What does the system do when it doesn't know? The default LLM behavior is to generate something plausible. In production, you need it to say "I don't have enough information to answer this" — and you need it to do so reliably. This requires explicit instructions in the prompt, confidence thresholds on retrieval scores, and testing specifically for this behavior.

What a production RAG stack actually looks like

For reference, here's the real architecture of a production RAG system I run today:

Ingestion pipeline: Document processing → cleaning → semantic chunking → embedding → vector store + metadata index
Query pipeline: Query understanding → metadata filter → hybrid retrieval (semantic + BM25) → reranking → context assembly → LLM generation → citation extraction
Evaluation layer: Retrieval metrics, generation metrics, golden test sets, weekly automated evals, drift detection
Observability: Per-query logging (query, retrieved chunks, generated answer, latency, cost, user feedback), dashboards, alerting on quality regression
Governance: Prompt versioning, model version tracking, access control via metadata filtering, audit trail

This isn't overengineering. This is what it takes to run RAG that an enterprise trusts. The tutorial version is items 1 and 2, without the nuances. The production version is all five.

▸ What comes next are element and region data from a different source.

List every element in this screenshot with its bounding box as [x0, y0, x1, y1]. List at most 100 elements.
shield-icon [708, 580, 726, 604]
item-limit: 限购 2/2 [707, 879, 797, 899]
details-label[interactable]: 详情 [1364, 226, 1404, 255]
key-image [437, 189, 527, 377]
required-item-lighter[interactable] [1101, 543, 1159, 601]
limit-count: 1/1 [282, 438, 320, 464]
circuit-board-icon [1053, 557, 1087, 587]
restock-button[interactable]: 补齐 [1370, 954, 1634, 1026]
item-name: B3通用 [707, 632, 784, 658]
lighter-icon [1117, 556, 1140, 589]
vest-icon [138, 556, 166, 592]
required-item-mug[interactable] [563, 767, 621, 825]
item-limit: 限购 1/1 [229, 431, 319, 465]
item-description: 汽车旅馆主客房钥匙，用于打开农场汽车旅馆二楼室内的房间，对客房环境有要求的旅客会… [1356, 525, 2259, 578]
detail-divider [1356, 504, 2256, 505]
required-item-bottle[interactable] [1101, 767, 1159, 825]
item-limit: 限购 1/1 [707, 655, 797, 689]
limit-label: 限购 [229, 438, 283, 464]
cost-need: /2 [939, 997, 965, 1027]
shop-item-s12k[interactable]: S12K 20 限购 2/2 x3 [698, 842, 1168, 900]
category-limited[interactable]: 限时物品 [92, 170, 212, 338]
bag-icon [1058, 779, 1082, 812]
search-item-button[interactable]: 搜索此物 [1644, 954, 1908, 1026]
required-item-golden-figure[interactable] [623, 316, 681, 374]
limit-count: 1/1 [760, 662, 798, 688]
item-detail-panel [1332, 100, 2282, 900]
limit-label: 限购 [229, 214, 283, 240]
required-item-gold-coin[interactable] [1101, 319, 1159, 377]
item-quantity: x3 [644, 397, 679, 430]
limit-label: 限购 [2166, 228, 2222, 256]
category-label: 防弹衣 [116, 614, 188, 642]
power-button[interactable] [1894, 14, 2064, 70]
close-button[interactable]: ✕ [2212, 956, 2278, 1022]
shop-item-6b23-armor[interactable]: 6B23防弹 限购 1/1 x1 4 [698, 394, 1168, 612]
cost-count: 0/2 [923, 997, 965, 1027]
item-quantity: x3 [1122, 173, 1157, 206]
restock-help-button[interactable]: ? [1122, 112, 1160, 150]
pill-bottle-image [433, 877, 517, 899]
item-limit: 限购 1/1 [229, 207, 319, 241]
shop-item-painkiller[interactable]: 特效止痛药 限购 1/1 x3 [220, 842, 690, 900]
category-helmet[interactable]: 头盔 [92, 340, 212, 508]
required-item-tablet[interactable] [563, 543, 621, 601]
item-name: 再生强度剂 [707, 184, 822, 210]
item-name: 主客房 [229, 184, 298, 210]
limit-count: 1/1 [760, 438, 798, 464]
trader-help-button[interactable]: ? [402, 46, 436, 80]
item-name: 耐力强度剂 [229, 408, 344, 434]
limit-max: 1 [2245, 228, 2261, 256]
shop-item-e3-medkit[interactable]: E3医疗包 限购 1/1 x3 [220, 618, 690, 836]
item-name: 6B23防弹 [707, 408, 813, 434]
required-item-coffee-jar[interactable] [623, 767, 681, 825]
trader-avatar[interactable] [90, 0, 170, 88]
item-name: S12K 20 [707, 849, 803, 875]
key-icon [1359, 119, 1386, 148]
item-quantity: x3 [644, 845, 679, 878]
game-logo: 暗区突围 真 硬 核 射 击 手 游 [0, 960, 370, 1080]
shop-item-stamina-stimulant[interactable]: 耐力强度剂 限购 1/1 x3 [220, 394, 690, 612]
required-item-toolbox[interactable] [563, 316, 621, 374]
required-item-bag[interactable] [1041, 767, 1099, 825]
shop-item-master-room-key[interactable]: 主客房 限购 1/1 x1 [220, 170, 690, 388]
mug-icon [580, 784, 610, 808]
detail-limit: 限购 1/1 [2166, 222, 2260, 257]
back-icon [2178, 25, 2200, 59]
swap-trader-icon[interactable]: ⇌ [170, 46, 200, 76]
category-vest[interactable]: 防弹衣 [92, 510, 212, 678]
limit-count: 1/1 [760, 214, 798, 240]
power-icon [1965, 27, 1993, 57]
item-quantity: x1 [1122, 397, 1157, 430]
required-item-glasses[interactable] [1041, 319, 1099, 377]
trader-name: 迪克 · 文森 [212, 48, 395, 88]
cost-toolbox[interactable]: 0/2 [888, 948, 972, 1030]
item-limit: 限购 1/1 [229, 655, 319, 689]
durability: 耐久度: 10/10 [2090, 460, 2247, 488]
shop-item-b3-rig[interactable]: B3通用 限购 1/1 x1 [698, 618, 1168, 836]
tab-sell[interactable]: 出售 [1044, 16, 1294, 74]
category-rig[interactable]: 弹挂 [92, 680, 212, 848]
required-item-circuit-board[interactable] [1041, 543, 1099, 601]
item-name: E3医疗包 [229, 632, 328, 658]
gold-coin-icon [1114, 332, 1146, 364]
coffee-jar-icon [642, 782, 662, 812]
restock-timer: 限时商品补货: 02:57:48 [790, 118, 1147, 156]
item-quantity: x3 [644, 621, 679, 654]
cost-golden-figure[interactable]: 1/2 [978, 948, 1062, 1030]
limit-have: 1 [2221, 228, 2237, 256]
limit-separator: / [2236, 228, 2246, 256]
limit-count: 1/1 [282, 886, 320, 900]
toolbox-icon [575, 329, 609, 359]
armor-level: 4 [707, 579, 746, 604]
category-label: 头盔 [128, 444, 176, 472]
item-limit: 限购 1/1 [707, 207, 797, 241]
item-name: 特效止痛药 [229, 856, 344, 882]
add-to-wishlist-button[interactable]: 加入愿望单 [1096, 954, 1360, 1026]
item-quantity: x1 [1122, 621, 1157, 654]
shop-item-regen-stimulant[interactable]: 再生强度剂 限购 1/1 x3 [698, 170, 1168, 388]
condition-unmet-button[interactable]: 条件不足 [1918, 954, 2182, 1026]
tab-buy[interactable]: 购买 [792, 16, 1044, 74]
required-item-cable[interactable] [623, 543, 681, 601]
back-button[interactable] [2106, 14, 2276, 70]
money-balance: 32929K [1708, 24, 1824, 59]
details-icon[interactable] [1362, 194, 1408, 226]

RAG is the most deployed LLM pattern in production today, and it's also the most commonly deployed badly. The core idea is sound. The execution just requires a lot more engineering than the tutorials suggest.

If you're building RAG and it "mostly works," that's exactly the state you should be worried about. "Mostly works" means silently wrong answers reaching users who trust your system. The difference between a RAG demo and a RAG product is the infrastructure to catch, measure, and fix the failures.